B.C.’s plan to tackle the alarming increase in teen vaping and e-cigarette use will come within a month and likely include a new licensing system similar to tobacco sales, says the province’s health minister.
Adrian Dix said he is concerned by the rising number of cases across North America of youth who have suffered lung damage and other health problems after using e-cigarettes.
“We’re going to act soon,” Dix said Monday. “I think it’s a serious situation. We’re disappointed, despite our considerable efforts, that the federal government didn’t act before the election. But we remain optimistic they will (act). People expect us to act very soon and we will lay out our plan certainly within the next month.”
Although B.C.’s fall legislative session begins next week, the government does not necessarily need a new law, said Dix.
Instead, cabinet could change regulations under a 2015 law that made it illegal to sell e-cigarettes to anyone under the age of 19, he said.

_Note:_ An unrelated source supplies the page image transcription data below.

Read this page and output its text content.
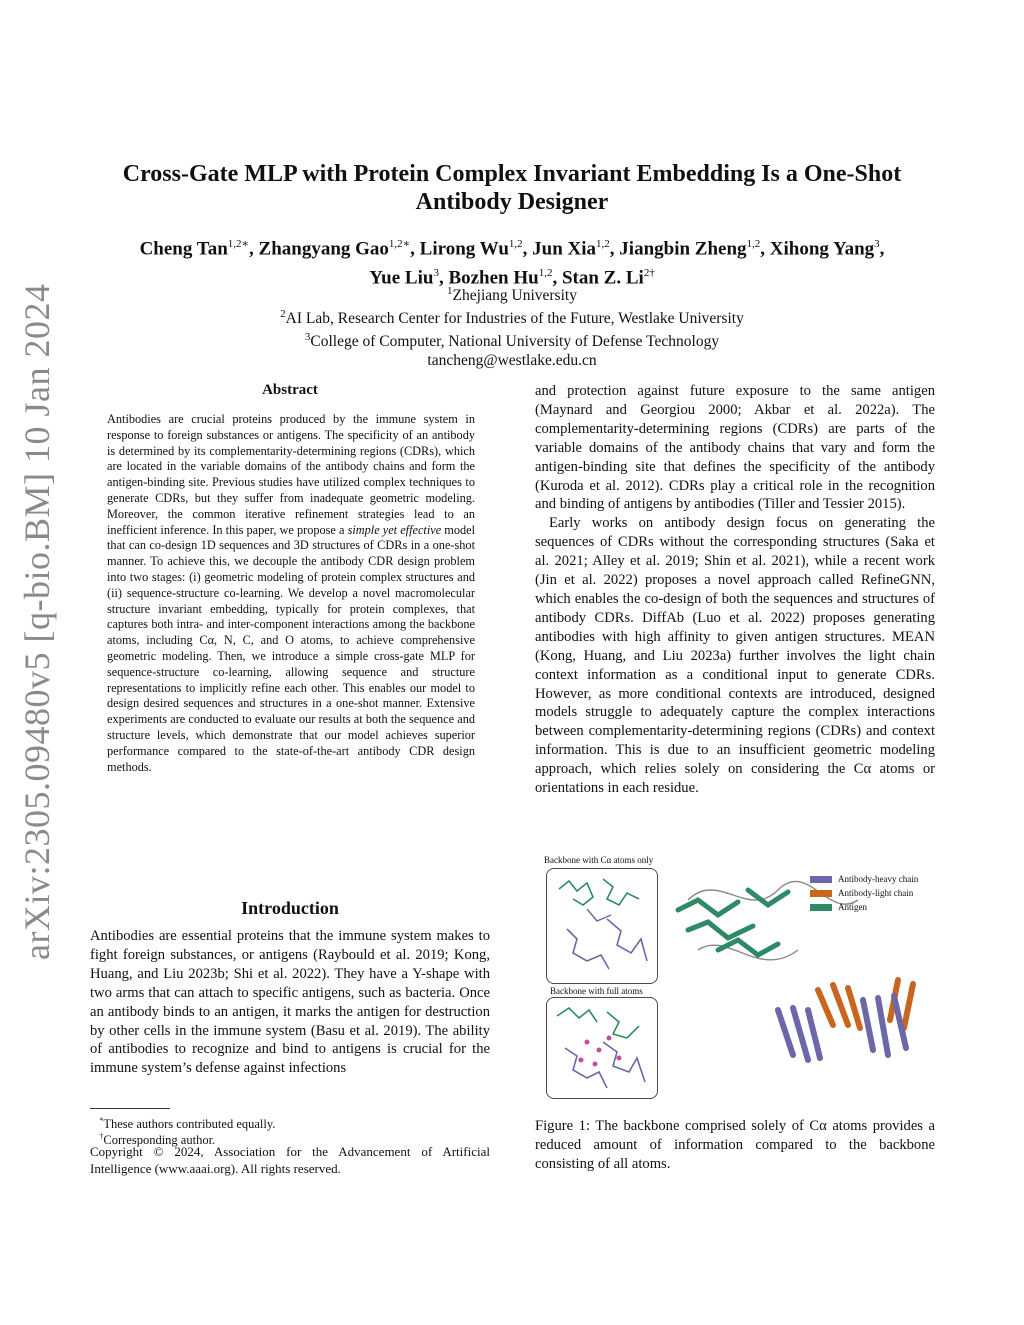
arXiv:2305.09480v5 [q-bio.BM] 10 Jan 2024
Cross-Gate MLP with Protein Complex Invariant Embedding Is a One-Shot Antibody Designer
Cheng Tan$^{1,2∗}$, Zhangyang Gao$^{1,2∗}$, Lirong Wu$^{1,2}$, Jun Xia$^{1,2}$, Jiangbin Zheng$^{1,2}$, Xihong Yang$^3$,
Yue Liu$^3$, Bozhen Hu$^{1,2}$, Stan Z. $Li^{2\dagger}$
$^1$Zhejiang University
$^2$AI Lab, Research Center for Industries of the Future, Westlake University
$^3$College of Computer, National University of Defense Technology
tancheng@westlake.edu.cn
Abstract
Antibodies are crucial proteins produced by the immune system in response to foreign substances or antigens. The specificity of an antibody is determined by its complementarity-determining regions (CDRs), which are located in the variable domains of the antibody chains and form the antigen-binding site. Previous studies have utilized complex techniques to generate CDRs, but they suffer from inadequate geometric modeling. Moreover, the common iterative refinement strategies lead to an inefficient inference. In this paper, we propose a simple yet effective model that can co-design 1D sequences and 3D structures of CDRs in a one-shot manner. To achieve this, we decouple the antibody CDR design problem into two stages: (i) geometric modeling of protein complex structures and (ii) sequence-structure co-learning. We develop a novel macromolecular structure invariant embedding, typically for protein complexes, that captures both intra- and inter-component interactions among the backbone atoms, including Cα, N, C, and O atoms, to achieve comprehensive geometric modeling. Then, we introduce a simple cross-gate MLP for sequence-structure co-learning, allowing sequence and structure representations to implicitly refine each other. This enables our model to design desired sequences and structures in a one-shot manner. Extensive experiments are conducted to evaluate our results at both the sequence and structure levels, which demonstrate that our model achieves superior performance compared to the state-of-the-art antibody CDR design methods.
Introduction
Antibodies are essential proteins that the immune system makes to fight foreign substances, or antigens (Raybould et al. 2019; Kong, Huang, and Liu 2023b; Shi et al. 2022). They have a Y-shape with two arms that can attach to specific antigens, such as bacteria. Once an antibody binds to an antigen, it marks the antigen for destruction by other cells in the immune system (Basu et al. 2019). The ability of antibodies to recognize and bind to antigens is crucial for the immune system’s defense against infections
*These authors contributed equally.
†Corresponding author.
Copyright © 2024, Association for the Advancement of Artificial Intelligence (www.aaai.org). All rights reserved.

and protection against future exposure to the same antigen (Maynard and Georgiou 2000; Akbar et al. 2022a). The complementarity-determining regions (CDRs) are parts of the variable domains of the antibody chains that vary and form the antigen-binding site that defines the specificity of the antibody (Kuroda et al. 2012). CDRs play a critical role in the recognition and binding of antigens by antibodies (Tiller and Tessier 2015).

Early works on antibody design focus on generating the sequences of CDRs without the corresponding structures (Saka et al. 2021; Alley et al. 2019; Shin et al. 2021), while a recent work (Jin et al. 2022) proposes a novel approach called RefineGNN, which enables the co-design of both the sequences and structures of antibody CDRs. DiffAb (Luo et al. 2022) proposes generating antibodies with high affinity to given antigen structures. MEAN (Kong, Huang, and Liu 2023a) further involves the light chain context information as a conditional input to generate CDRs. However, as more conditional contexts are introduced, designed models struggle to adequately capture the complex interactions between complementarity-determining regions (CDRs) and context information. This is due to an insufficient geometric modeling approach, which relies solely on considering the Cα atoms or orientations in each residue.

Backbone with Cα atoms only
Backbone with full atoms
Antibody-heavy chain
Antibody-light chain
Antigen
Figure 1: The backbone comprised solely of Cα atoms provides a reduced amount of information compared to the backbone consisting of all atoms.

That could be accompanied by public health advertising campaign.
“We need to restrict certain kinds of vaping products, that’s pretty clear,” he said. “We need to raise the standard of vaping products, we need to address issues collectively, the federal and provincial government around advertising, because we need to ensure people understand the risks of vaping — that harm reduction may still mean harm, and if you aren’t a smoker, you shouldn’t vaping.”
There are roughly 90,000 businesses in B.C. currently selling e-cigarettes and vape products, including local corner stores, convenience stores and gas stations. They do not require a license, and health inspectors are stretched thin to catch anyone selling illegally to minors.
Rob Shaw – Vancouver Sun – September 30, 2019.